Q2. デザインスプリントのサイクルは、何回くらい回すとプロダクトが明確になるか、目安はありますか?

Q2. デザインスプリントのサイクルは、何回くらい回すとプロダクトが明確になるか、目安はありますか?

A2. デザインスプリントを何回実施すればプロダクトが明確になるかについては、実のところ業種やプロジェクト、企業によって千差万別です。

例えば、とある英語教材企画会社では、5人で1チーム X A,Bの2チームでゼロから新サービスの開発を行いましたが、Aチームはデザインスプリント01を1回実施した結果、想定した「顧客の困った状況」が実在しないとインタビューの結果判明したため、次のアクションとしてデザインスプリント01をもう一度実施することにしました。

しかし2回目の結果も想定した「顧客の困った状況」が実在しないとインタビューの結果判明したため、さらに3回目のデザインスプリント01を実施する計画です。

一方、BチームはAチームと全く同じタイミングでデザインスプリント01実施した結果、想定した「顧客の困った状況」も、解決策としてのサービスも、インタビューの結果、想定した通りと判断できたので、次のアクションとしてデザインスプリント3.0を実施してMVPの精度を向上させました。

Bチームはその後、MVPの作り込みと本格的なアプリ開発(PoC開発)を進める計画です。

進め方の傾向としては、開発期間や工数の関係で何度もスプリントを回せないプロジェクトや企業が多いのが現状です。

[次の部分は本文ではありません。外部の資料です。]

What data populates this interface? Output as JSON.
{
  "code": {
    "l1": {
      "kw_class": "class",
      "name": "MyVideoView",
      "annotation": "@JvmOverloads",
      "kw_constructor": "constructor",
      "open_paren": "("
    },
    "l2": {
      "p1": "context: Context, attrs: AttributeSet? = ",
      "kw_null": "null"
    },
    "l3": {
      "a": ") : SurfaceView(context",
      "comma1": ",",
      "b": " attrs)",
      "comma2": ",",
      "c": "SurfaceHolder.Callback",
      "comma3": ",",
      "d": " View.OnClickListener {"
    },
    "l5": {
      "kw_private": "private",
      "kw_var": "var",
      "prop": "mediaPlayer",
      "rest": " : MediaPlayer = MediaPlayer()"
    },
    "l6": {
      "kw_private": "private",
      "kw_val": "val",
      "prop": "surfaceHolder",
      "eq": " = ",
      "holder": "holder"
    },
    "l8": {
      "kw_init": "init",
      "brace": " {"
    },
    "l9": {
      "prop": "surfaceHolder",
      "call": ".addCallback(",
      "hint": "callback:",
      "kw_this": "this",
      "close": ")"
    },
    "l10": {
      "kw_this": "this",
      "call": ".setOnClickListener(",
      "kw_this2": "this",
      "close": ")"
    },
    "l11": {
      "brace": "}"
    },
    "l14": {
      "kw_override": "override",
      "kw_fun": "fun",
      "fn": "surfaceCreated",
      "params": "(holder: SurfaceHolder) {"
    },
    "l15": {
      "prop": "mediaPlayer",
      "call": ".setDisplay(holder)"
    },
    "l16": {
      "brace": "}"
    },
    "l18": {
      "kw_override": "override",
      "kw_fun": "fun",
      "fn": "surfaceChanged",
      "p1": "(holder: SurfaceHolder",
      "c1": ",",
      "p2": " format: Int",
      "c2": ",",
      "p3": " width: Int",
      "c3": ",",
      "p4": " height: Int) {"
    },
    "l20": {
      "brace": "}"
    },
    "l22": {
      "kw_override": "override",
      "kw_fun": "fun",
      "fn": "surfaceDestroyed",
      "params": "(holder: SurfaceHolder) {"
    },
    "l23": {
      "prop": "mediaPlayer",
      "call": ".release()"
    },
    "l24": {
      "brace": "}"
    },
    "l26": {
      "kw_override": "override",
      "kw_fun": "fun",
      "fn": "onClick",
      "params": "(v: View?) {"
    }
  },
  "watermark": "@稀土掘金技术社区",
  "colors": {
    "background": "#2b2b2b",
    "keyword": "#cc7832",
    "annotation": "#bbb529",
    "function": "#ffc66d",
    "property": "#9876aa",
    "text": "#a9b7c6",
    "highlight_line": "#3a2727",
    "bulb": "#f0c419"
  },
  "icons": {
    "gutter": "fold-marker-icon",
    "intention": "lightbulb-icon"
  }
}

講座講座のカリキュラムにあるような基本プロセス→改善プロセスという進め方ではなく、01も3.0も基本プロセスのみとなるケースもあります。

比較的期間や工数に自由度のあるスモールビジネスのオーナー企業では、これまで最大で1年で10回のスプリントを回して1つのサービスだけでなく、周辺サービスやフォロー体制などを検証した例もあります。

比較的大きな組織やプロジェクトまたは幾つかの部署をまたがるプロジェクト・案件の場合は、スプリントの実施計画(テーマの決定、メンバーのアサイン、時間の確保など)から実施後の会社への報告会(結果の評価・判断)まで大体3ヶ月から4ヶ月程度かかるようです。

これを1サイクルとすると、この間に1回スプリトを実行するか、2回にするかあらかじめ決めることによって、初期の開発深度が決まってきます。

どこまで進むかは「実際、やってみないとわからない」ことが多いので、成功率を上げるためには、スプリントの回数や期間・工数は固定しておき、

(1) 顧客起点である「顧客の困った状況」の精度を上げる

または

(2) チーム数をできるだけ増やして「新サービスアイデアの数を増やして確率を上げる」

の2通りが考えられます。

これまでに最大6名1チームX6チームで同時スプリントを回した事例があります。

この場合、同時に6つ以上の事業アイデア・サービスアイデアが検証できるわけですね。

(2)は書いてある通り、そのままの意図ですが、(1)はデザインスプリント01のステップ2の「ジョブ」の精度を高めることが必須です。

つまり最初のタスク「顧客の困った状況」の着眼点と精度が甘いと、結果的にプロダクトの質もボケてしまうことになります。

ただ「ジョブ」の精度を上げるのは、初心者には難しいことと言えます。初めてメンバーに加わった方は皆、最初は勘所が掴めないように思えます。

何回かやると慣れて来るので、デザインスプリント01の1日目だけ単独で数回やっておき、数と精度を上げてから2日目を実施するという方法も解決策の1つです。

また、デザインスプリント01の前に、特定の市場や現存の業界の課題を分析しておき、このデータや知見をヒントに「ジョブ」の精度を高めると効率が良いかもしれません。